Yesterday I talked about Hoovervilles, well today we’re going to talk about scrounging and living in a day to day life.
Supplies needed: vegetables, sausage or hamburger meat, butter, empty can, place to build a fire or a grill, spices, and space to hide them in
During that period people would scrounge and find whatever they could eat, and then they would cook it in a common pot. You might contribute a potato, carrots. Maybe you got a job for that and were able to add in some meat.
To simulate this we had the older kids hide all of the food needed to make our stew outside in the backyard. Carrots, potatoes, onions, sausage (in its container), spices. The kids happily ran all over trying to scrounge up what was needed for our food.
At the end of the day, everyone contributed what they’d brought back to the common pot. Of course some of the less-upstanding members would have stolen their contribution, but we were concentrating on the people who got it honestly.

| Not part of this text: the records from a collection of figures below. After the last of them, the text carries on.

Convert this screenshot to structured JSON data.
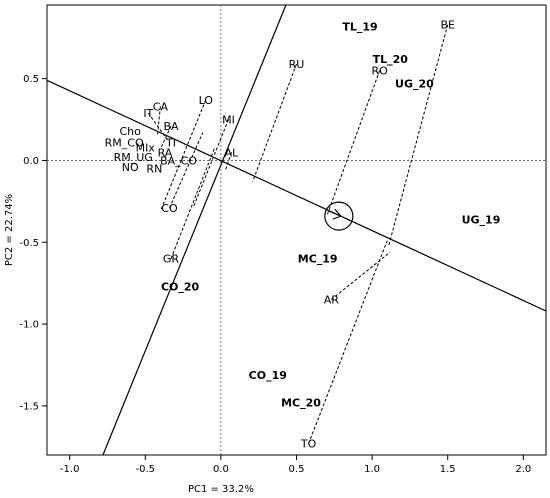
{
  "chart_data": {
    "type": "scatter",
    "title": "",
    "xlabel": "PC1 = 33.2%",
    "ylabel": "PC2 = 22.74%",
    "xlim": [
      -1.15,
      2.15
    ],
    "ylim": [
      -1.8,
      0.95
    ],
    "xticks": [
      -1.0,
      -0.5,
      0.0,
      0.5,
      1.0,
      1.5,
      2.0
    ],
    "xtick_labels": [
      "-1.0",
      "-0.5",
      "0.0",
      "0.5",
      "1.0",
      "1.5",
      "2.0"
    ],
    "yticks": [
      -1.5,
      -1.0,
      -0.5,
      0.0,
      0.5
    ],
    "ytick_labels": [
      "-1.5",
      "-1.0",
      "-0.5",
      "0.0",
      "0.5"
    ],
    "grid": false,
    "genotypes": [
      {
        "label": "BE",
        "x": 1.5,
        "y": 0.83
      },
      {
        "label": "RO",
        "x": 1.05,
        "y": 0.55
      },
      {
        "label": "RU",
        "x": 0.5,
        "y": 0.59
      },
      {
        "label": "LO",
        "x": -0.1,
        "y": 0.37
      },
      {
        "label": "MI",
        "x": 0.05,
        "y": 0.25
      },
      {
        "label": "AL",
        "x": 0.07,
        "y": 0.05
      },
      {
        "label": "IT",
        "x": -0.48,
        "y": 0.29
      },
      {
        "label": "CA",
        "x": -0.4,
        "y": 0.33
      },
      {
        "label": "BA",
        "x": -0.33,
        "y": 0.21
      },
      {
        "label": "Cho",
        "x": -0.6,
        "y": 0.18
      },
      {
        "label": "RM_CO",
        "x": -0.64,
        "y": 0.11
      },
      {
        "label": "MIx",
        "x": -0.5,
        "y": 0.08
      },
      {
        "label": "TI",
        "x": -0.33,
        "y": 0.11
      },
      {
        "label": "RA",
        "x": -0.37,
        "y": 0.05
      },
      {
        "label": "RM_UG",
        "x": -0.58,
        "y": 0.02
      },
      {
        "label": "BA_CO",
        "x": -0.28,
        "y": 0.0
      },
      {
        "label": "NO",
        "x": -0.6,
        "y": -0.04
      },
      {
        "label": "RN",
        "x": -0.44,
        "y": -0.05
      },
      {
        "label": "CO",
        "x": -0.34,
        "y": -0.29
      },
      {
        "label": "GR",
        "x": -0.33,
        "y": -0.6
      },
      {
        "label": "AR",
        "x": 0.73,
        "y": -0.85
      },
      {
        "label": "TO",
        "x": 0.58,
        "y": -1.73
      }
    ],
    "environments": [
      {
        "label": "TL_19",
        "x": 0.92,
        "y": 0.82
      },
      {
        "label": "TL_20",
        "x": 1.12,
        "y": 0.62
      },
      {
        "label": "UG_20",
        "x": 1.28,
        "y": 0.47
      },
      {
        "label": "UG_19",
        "x": 1.72,
        "y": -0.36
      },
      {
        "label": "MC_19",
        "x": 0.64,
        "y": -0.6
      },
      {
        "label": "CO_20",
        "x": -0.27,
        "y": -0.77
      },
      {
        "label": "CO_19",
        "x": 0.31,
        "y": -1.31
      },
      {
        "label": "MC_20",
        "x": 0.53,
        "y": -1.48
      }
    ],
    "average_environment_axis": {
      "from": [
        -1.15,
        0.49
      ],
      "to": [
        2.15,
        -0.92
      ]
    },
    "perpendicular_axis": {
      "from": [
        -0.78,
        -1.8
      ],
      "to": [
        0.43,
        0.95
      ]
    },
    "average_environment_marker": {
      "x": 0.78,
      "y": -0.34
    },
    "projections": [
      {
        "label": "BE",
        "from": [
          1.5,
          0.83
        ],
        "to": [
          1.11,
          -0.52
        ]
      },
      {
        "label": "RO",
        "from": [
          1.05,
          0.55
        ],
        "to": [
          0.7,
          -0.34
        ]
      },
      {
        "label": "RU",
        "from": [
          0.5,
          0.59
        ],
        "to": [
          0.21,
          -0.13
        ]
      },
      {
        "label": "LO",
        "from": [
          -0.1,
          0.37
        ],
        "to": [
          -0.4,
          -0.31
        ]
      },
      {
        "label": "MI",
        "from": [
          0.05,
          0.25
        ],
        "to": [
          -0.18,
          -0.28
        ]
      },
      {
        "label": "AL",
        "from": [
          0.07,
          0.05
        ],
        "to": [
          0.03,
          -0.06
        ]
      },
      {
        "label": "IT",
        "from": [
          -0.48,
          0.29
        ],
        "to": [
          -0.35,
          0.12
        ]
      },
      {
        "label": "CA",
        "from": [
          -0.4,
          0.33
        ],
        "to": [
          -0.42,
          0.15
        ]
      },
      {
        "label": "BA",
        "from": [
          -0.33,
          0.21
        ],
        "to": [
          -0.4,
          0.07
        ]
      },
      {
        "label": "CO",
        "from": [
          -0.34,
          -0.29
        ],
        "to": [
          -0.12,
          0.17
        ]
      },
      {
        "label": "GR",
        "from": [
          -0.33,
          -0.6
        ],
        "to": [
          -0.04,
          0.08
        ]
      },
      {
        "label": "AR",
        "from": [
          0.73,
          -0.85
        ],
        "to": [
          1.12,
          -0.56
        ]
      },
      {
        "label": "TO",
        "from": [
          0.58,
          -1.73
        ],
        "to": [
          1.1,
          -0.49
        ]
      }
    ]
  }
}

I wrote more about how to make hobo stew (or trash can soup) earlier, so I won’t repeat all of the details here.
Then they’d all gather around the fire pit and light up a fire. Our attempt at a fire was rather unimpressive. Too many “helpers” trying to feed it, and poking and prodding it.
So we cooked it on the grill. It did make for a more even cooking experience, if much less authentic.
As we were taking this rendition out we got an object lesson in the difference between our cans and the cans in the 30s. You see that coating that is partially burned off? That is BPA, you know the stuff we freak out about it being in our water bottles. Well, it also lines most of the cans we store our food in.
It’s slightly disturbing to see that all burned off and to think of it in the food we had just cooked. I can’t quite decide on my general thoughts on the whole BPA thing, but I know if you’re doing a project like this take the time to find some cans that don’t have BPA. We don’t use a lot of canned goods, mainly soups and tomatos, but when we do it tends to be several cans for that meal.
So, I have some thinking to do on the whole matter……….
At some point in the near future I’ll share the movies we watched to get the flavor of the era. We had to mostly skip the 20s for movies because almost every movie we own is just not appropriate for my kids’ age. I also know of a few good books to read, which next time around my kids will almost be too old for.
Though, I do eagerly look forward to showing them Oscar. They’re just a hair young for some of the humor in that movie.